Into my life comes a dumpbin full of DVD’s at £3.00 each, temporarily arresting my progress through Fopp. Movie Legends. They don’t look promising. Murky covers and nothing on the back but a plot summary (that does however, in the case of Attack, include the ending). No 8k restoration, no ‘making of’ featurette, no interview with surviving cast and crew members if any. Not even a trailer.
Nevertheless, £3.00. And Attack of the Giant Leeches, which is the most alluring title on display, is a film I am aware of, but have never seen, and although there simply isn’t time for me to watch all the films I want to, something about this one nags at me. It’s as if The Attack Of The Giant Leeches was a historical event, and not knowing about it will severely impact on my understanding of the world I live in.
So I buy it. It’s 53 minutes long – less than an hour of my life.
The transfer is dreadful; then again so is the film. The leeches are a curious mix of octopus, manta ray and, well yes, giant leech. But what they mostly bring to mind is people swimming around in bizarrely modified bin liners. The best sequence, depicting an underwater cavern full of victims trapped and being fed upon by the leeches, brings to mind a sado-masochistic orgy conducted by outré plastic fetishists. 53 minutes of this would have sufficed, but no, unfortunately the film needs to make stabs at having a ‘plot’ and an ‘explanation’.
Well not so much in the way of an explanation. When the heroine asks her doctor father how such creatures could have come to exist the best he can offer is: ‘The proximity of Cape Canaverel might have something to do with it’. Had the budget run to it the locals might have descended upon Cape Canaverel with flaming torches and pitchforks but needless to say the budget does not run to it. It barely runs to acting.
Ken Clark plays square-jawed game warden hero Steve (maybe that square jaw is what inhibits his ability to deliver a line with any conviction), who initially objects to a suggestion that dynamite be used to destroy the creatures because this will also decimate the local wildlife. However, when his father-in-law the doctor goes ahead and does it anyway, he only glares at him – and then later presides over a second (arguably successful) attempt. Indeed, this time he depresses the plunger with his own hands. So much for the ecosystem.

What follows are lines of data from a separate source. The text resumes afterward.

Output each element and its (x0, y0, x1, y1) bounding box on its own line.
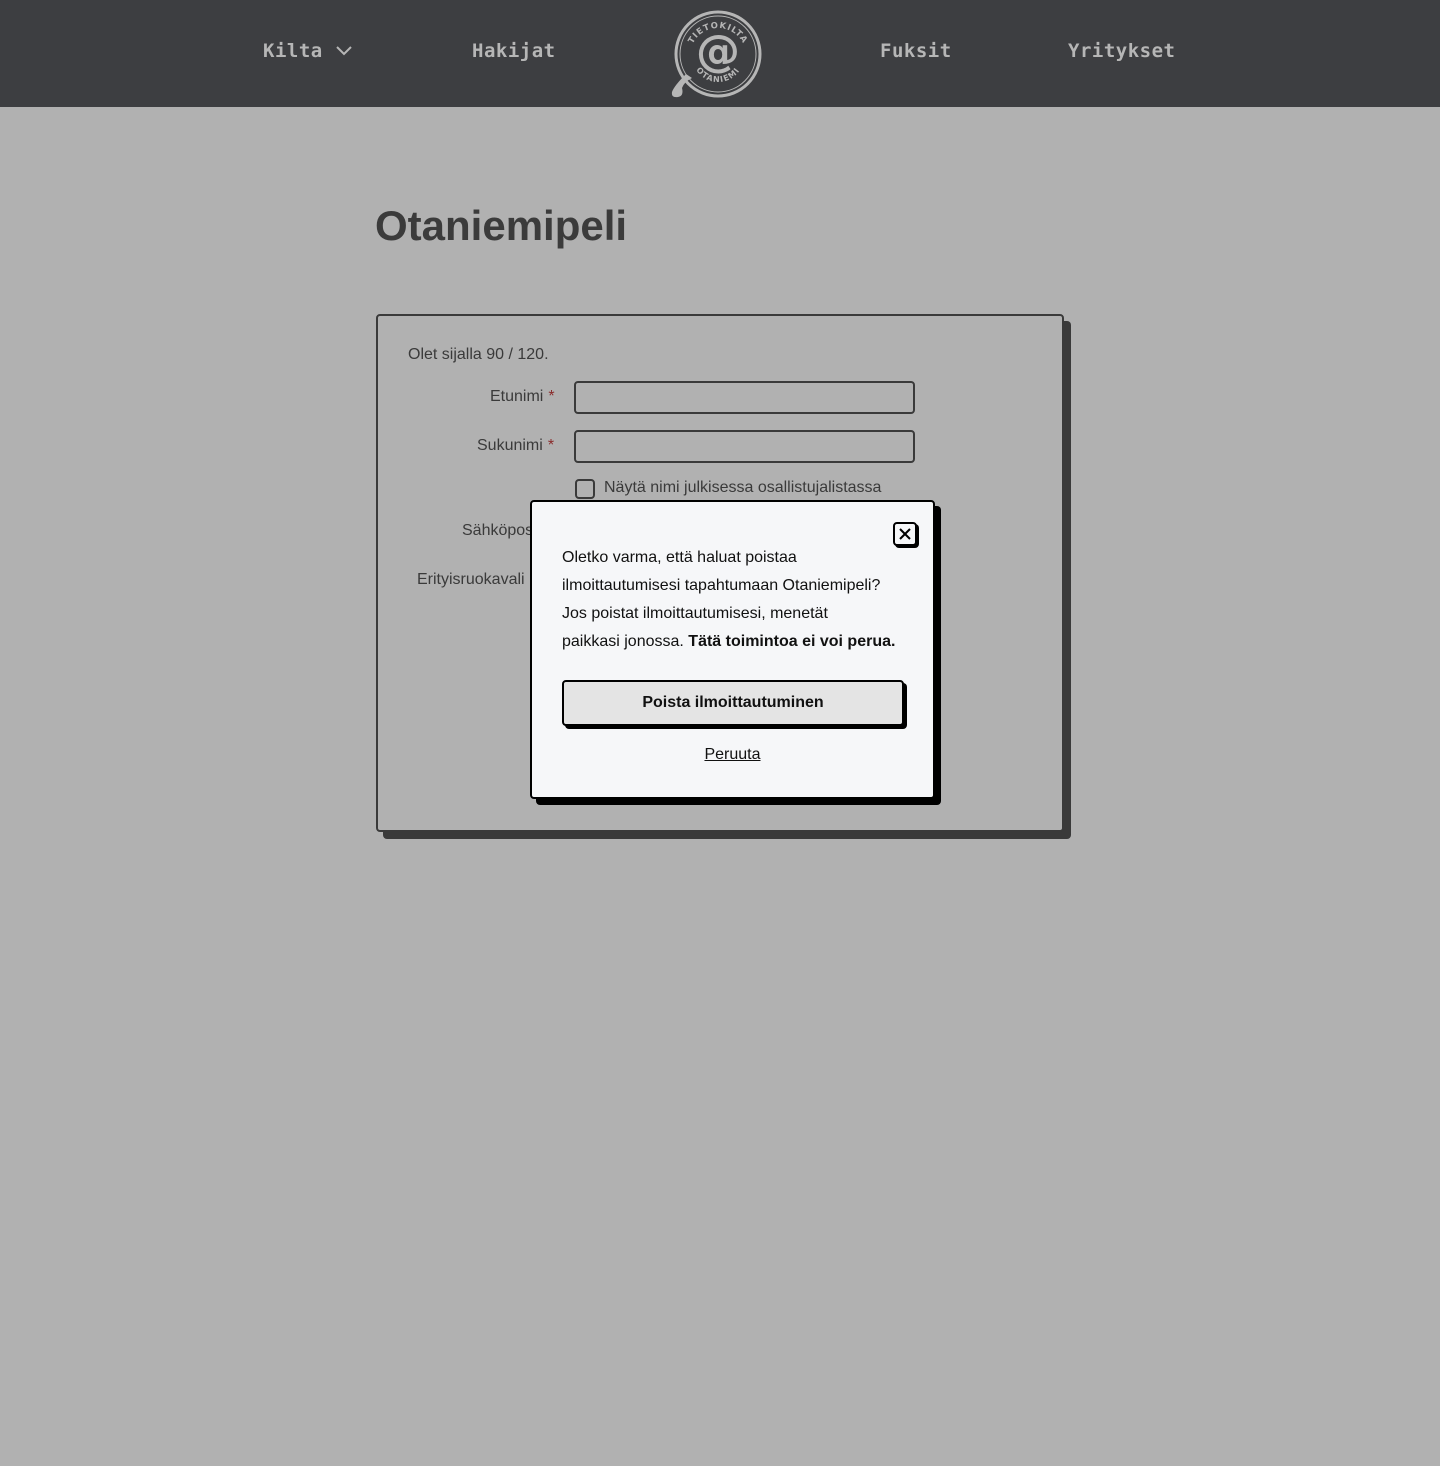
page-title: Otaniemipeli (375, 202, 628, 249)
delete-registration-button[interactable]: Poista ilmoittautuminen (562, 680, 904, 726)
nav-item-kilta[interactable]: Kilta (263, 40, 353, 62)
modal-text-line: ilmoittautumisesi tapahtumaan Otaniemipe… (562, 577, 881, 594)
last-name-input[interactable] (574, 430, 915, 463)
close-button[interactable] (893, 522, 917, 546)
nav-item-label: Fuksit (880, 40, 952, 62)
chevron-down-icon (335, 46, 352, 56)
modal-message: Oletko varma, että haluat poistaa ilmoit… (562, 544, 912, 656)
diet-label: Erityisruokavali (417, 571, 525, 588)
first-name-input[interactable] (574, 381, 915, 414)
public-name-checkbox[interactable] (575, 479, 595, 499)
email-label: Sähköpos (462, 522, 534, 539)
modal-text-line: Jos poistat ilmoittautumisesi, menetät (562, 605, 828, 622)
modal-text-line: paikkasi jonossa. (562, 633, 684, 650)
required-mark: * (548, 388, 555, 405)
nav-item-label: Hakijat (472, 40, 556, 62)
guild-logo[interactable]: @ TIETOKILTA OTANIEMI (668, 8, 768, 100)
modal-text-line: Oletko varma, että haluat poistaa (562, 549, 797, 566)
delete-confirm-modal: Oletko varma, että haluat poistaa ilmoit… (530, 500, 935, 799)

The only really lively characters come in at the start of the film, which introduces a sordid love triangle between overweight bar owner Dave, his young floozy wife Liz, and Cal, one of the bar’s patrons. Their noir-ish situation suggests a vision of human relations as essentially parasitic, with each participant only interested in what they can take from the other, be it sex or security. Are we the real giant leeches? the film might be asking. Only to answer ‘no’, as the actual leeches capture Liz and Cal. Meanwhile Dave, guilt-stricken at having forced the pair into the swamp at gunpoint, hangs himself in jail.
Although in fact Bernard L. Kowalski’s film never offers anything as definite as a ‘no’. It’s too apathetic, as though something of the moribund atmosphere of the swamp has seeped into it and its characters. Even the shapeless quality of the ‘leeches’ partakes of this; and look at how easily Steve gives up on his ecological principles. The doctor claims at the end that there will be ‘tests’ to determine the nature of the leeches, but I’m not convinced – they’ll probably just forget all about it, until it happens again.
THE END comes up over a shot of the swamp waters and as some weird scientific noise overwhelms the soundtrack you feel that it could just as well be the beginning as the end. Keep watching the swamps. Or don’t bother.